Libertad fue un poco más atrevido en casi toda la primera etapa. Olimpia estuvo encogido, sin ideas concretas y solamente tuvo una llegada clara hacia el arco de Martín Silva.
Pero el trámite cambiaría en el complemento porque el conjunto de Daniel Garnero entró con una nueva predisposición, la que la advirtió Libertad.
Apenas un minuto de comenzado el segundo periodo, Néstor Camacho remata al arco y en la trayectoria se desvía en Roque Santacruz para el empate.
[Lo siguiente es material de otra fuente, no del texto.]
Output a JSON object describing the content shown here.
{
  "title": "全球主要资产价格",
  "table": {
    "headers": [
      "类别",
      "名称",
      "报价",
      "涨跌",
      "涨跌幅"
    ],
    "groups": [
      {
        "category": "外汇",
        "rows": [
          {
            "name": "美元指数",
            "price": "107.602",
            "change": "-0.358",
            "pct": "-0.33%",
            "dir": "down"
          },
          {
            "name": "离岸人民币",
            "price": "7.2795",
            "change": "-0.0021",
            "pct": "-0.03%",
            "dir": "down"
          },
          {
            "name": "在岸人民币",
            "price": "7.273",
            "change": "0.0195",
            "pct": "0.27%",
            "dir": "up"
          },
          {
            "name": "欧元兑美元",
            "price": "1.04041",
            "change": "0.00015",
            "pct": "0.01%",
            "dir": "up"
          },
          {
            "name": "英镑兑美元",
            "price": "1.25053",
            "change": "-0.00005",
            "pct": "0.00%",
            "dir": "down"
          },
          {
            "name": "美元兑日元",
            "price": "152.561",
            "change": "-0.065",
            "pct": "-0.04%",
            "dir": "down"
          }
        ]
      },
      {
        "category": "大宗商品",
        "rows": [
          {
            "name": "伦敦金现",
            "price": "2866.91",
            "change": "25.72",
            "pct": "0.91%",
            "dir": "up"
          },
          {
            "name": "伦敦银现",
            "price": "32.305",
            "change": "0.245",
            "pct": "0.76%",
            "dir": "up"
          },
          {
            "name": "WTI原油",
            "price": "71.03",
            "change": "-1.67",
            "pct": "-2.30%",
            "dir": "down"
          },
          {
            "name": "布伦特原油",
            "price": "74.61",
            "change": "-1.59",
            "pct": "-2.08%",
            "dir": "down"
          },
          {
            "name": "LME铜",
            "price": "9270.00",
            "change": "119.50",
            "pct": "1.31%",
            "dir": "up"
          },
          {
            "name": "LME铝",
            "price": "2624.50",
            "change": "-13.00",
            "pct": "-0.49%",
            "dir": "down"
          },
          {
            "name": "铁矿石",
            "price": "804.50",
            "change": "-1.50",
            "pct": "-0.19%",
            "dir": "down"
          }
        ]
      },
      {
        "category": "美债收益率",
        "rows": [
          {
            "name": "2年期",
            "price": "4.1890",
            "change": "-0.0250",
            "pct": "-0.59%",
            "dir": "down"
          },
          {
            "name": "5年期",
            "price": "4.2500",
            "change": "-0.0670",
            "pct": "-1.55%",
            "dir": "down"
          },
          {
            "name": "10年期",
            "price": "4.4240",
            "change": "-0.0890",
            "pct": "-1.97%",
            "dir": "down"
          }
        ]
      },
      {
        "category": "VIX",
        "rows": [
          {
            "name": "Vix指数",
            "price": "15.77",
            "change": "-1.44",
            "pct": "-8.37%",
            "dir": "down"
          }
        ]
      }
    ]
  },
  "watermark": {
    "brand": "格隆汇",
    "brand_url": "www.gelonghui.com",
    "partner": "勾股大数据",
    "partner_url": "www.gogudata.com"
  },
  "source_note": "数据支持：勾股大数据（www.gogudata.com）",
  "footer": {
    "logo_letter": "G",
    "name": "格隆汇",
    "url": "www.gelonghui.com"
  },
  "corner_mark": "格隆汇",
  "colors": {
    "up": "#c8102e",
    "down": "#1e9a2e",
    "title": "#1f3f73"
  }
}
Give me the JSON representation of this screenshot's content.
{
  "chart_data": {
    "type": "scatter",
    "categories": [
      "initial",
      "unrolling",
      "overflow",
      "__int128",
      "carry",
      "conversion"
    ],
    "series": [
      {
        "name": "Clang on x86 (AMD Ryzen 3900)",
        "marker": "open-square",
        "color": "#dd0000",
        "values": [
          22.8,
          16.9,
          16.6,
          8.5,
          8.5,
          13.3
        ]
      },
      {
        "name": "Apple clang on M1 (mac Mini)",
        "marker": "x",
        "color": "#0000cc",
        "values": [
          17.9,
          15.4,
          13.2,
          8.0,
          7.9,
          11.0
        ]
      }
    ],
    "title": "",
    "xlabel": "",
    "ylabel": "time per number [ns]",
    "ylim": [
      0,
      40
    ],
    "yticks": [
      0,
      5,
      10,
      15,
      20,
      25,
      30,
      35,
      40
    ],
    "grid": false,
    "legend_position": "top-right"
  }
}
La paridad le daba a Olimpia más vertiginosidad. Equilibró más de mitad de cancha para adelante, manejó la pelota en las cercanías del área gumarela y se equilibraron las acciones.
Si bien en la primera mitad Libertad tuvo más empuje y Olimpia en la segunda, no obstante no hubo superioridad ni de uno ni de otro.
Daba la sensación de que un golpe de inspiración podría ser fundamental para cualquiera, pero se cerró en paridad que de cierto modo denota el peso jerárquico de ambos planteles.